From running tens of micro-small-medium and large enterprises to delivery of services to leading social actions, from dealing with women’s empowerment to tackling violence against women, to gender discrimination, Kudumbashree collective today virtually does most things imaginable.
As the assistant district mission officer Vasu Pradeep informed, “Kudumbashree collectives are also into constructing rural homes, some initial experiments have been encouraging.”
“It’s a household name,” says Reshma Nair, a young block coordinator with the Kudumbashree district mission office in Wayanad. “Almost everyone knows of it,” she says.
Over the years, the collective and the programme have evolved organically within the State. The challenge, as Reshma puts it, is to bring in young and educated women into the fold.
Kudumbashree in Malayalam language means ‘prosperity of the family’; it represents the mission and Community Network. Set up in 1997 following the recommendations of a Task Force appointed by the State Government, its formation was in the context of the devolution of powers to the Panchayat Raj Institutions (PRIs) in Kerala.
Kudumbashree has a three-tier structure for its women community network, with Neighbourhood Groups (NHGs) at the lowest level, Area Development Societies (ADS) at the middle level, and Community Development Societies (CDS) at the local Government level. The community structure that Kudumbashree accepted is the one that evolved from the experiments in Alappuzha Municipality and Malappuram in early 1990s, according to the official literature.
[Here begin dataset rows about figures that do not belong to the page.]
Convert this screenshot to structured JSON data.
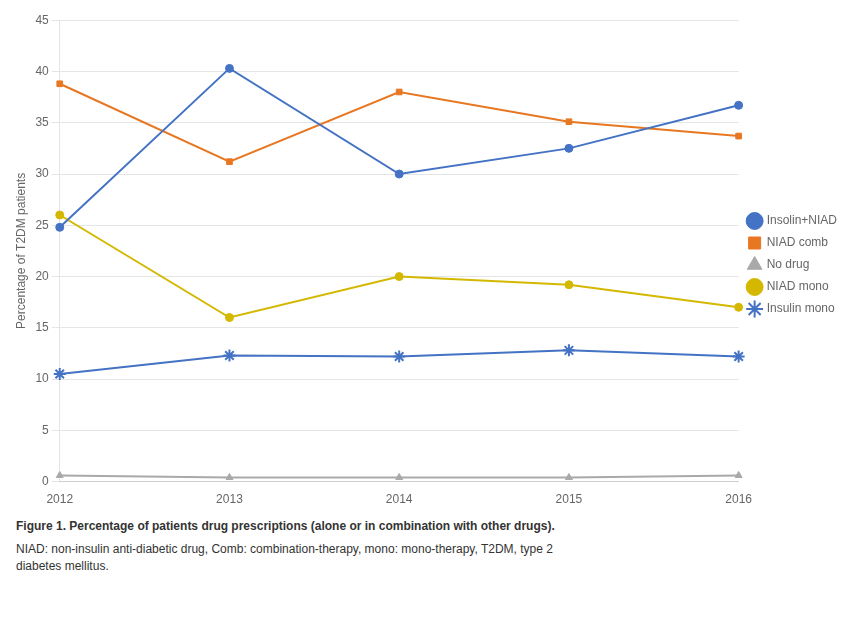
{
  "chart_data": {
    "type": "line",
    "title": "Figure 1. Percentage of patients drug prescriptions (alone or in combination with other drugs).",
    "subtitle": "NIAD: non-insulin anti-diabetic drug, Comb: combination-therapy, mono: mono-therapy, T2DM, type 2\ndiabetes mellitus.",
    "y_label": "Percentage of T2DM patients",
    "categories": [
      2012,
      2013,
      2014,
      2015,
      2016
    ],
    "series": [
      {
        "name": "Insolin+NIAD",
        "color": "#4472C4",
        "marker": "circle",
        "values": [
          24.8,
          40.3,
          30.0,
          32.5,
          36.7
        ]
      },
      {
        "name": "NIAD comb",
        "color": "#E87722",
        "marker": "square",
        "values": [
          38.8,
          31.2,
          38.0,
          35.1,
          33.7
        ]
      },
      {
        "name": "No drug",
        "color": "#A9A9A9",
        "marker": "triangle",
        "values": [
          0.6,
          0.4,
          0.4,
          0.4,
          0.6
        ]
      },
      {
        "name": "NIAD mono",
        "color": "#D4B800",
        "marker": "circle",
        "values": [
          26.0,
          16.0,
          20.0,
          19.2,
          17.0
        ]
      },
      {
        "name": "Insulin mono",
        "color": "#4472C4",
        "marker": "star",
        "values": [
          10.5,
          12.3,
          12.2,
          12.8,
          12.2
        ]
      }
    ],
    "ylim": [
      0,
      45
    ],
    "yticks": [
      0,
      5,
      10,
      15,
      20,
      25,
      30,
      35,
      40,
      45
    ],
    "grid": true,
    "legend": "right"
  }
}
The mission’s community network was extended to cover the entire State in three phases during 2000-2002. Today it boasts of around 300,000 NHGs affiliated to nearly 19,500 ADSs and over a thousand CDSs with a total membership of 4.5 million women. Kudumbashree membership is open to all adult women, limited to one membership per family. In 2011, the Ministry of Rural Development (MoRD), Government of India recognised Kudumbashree as the State Rural Livelihoods Mission (SRLM) under the National Rural Livelihoods Mission (NRLM).
The focus is to invest socially and economically into women. “Very rarely will you come across instances of loan defaults,” says Jayesh Vellery, the district project manager for tribal sector.
Income generation apart, the collective lends impeccable social support to women. Remember, says Reshma, this is a state that sees a lot of men going to gulf for work. Back home, while being alone and tending to children, women find emotional and financial support from their networks.
Across India, Kudumbashree is like a role-model for similar movements – Umed in Maharashtra, Sanjeevani in Karnataka, or Mission Shakti in Odisha. Not just that, it being one of the global best practices for poverty eradication and women empowerment, Kudumbashree has been selected as one of the partners for the Feed the Future – International training programme, an Indo-US joint initiative aimed at helping over two dozen developing countries of Africa and Asia to emulate the successful model adopted by India in agriculture and poverty reduction. The mission provides training and knowledge sharing for with these countries on its best practices.
Indira Sukumaran, chairperson of the Community Development Society in Kalpetta, put it very succinctly, “Every rupee spent on women is every rupee earned.” A highly motivated leader and motivator, Sukumaran has some 570 neighbourhood groups under her jurisdiction. Her plan, she says, is to make all these groups productive and income oriented so that every single member has financial stability. “They have to have something to make their own money, even if a small sum every month,” she says. “It makes a big difference to their confidence and personality.”
If we paint the enterprises run by the network of this collective on the Wayanad or state map, we will get a million pink dots jostling for space. They would be like a mosaic of small within big.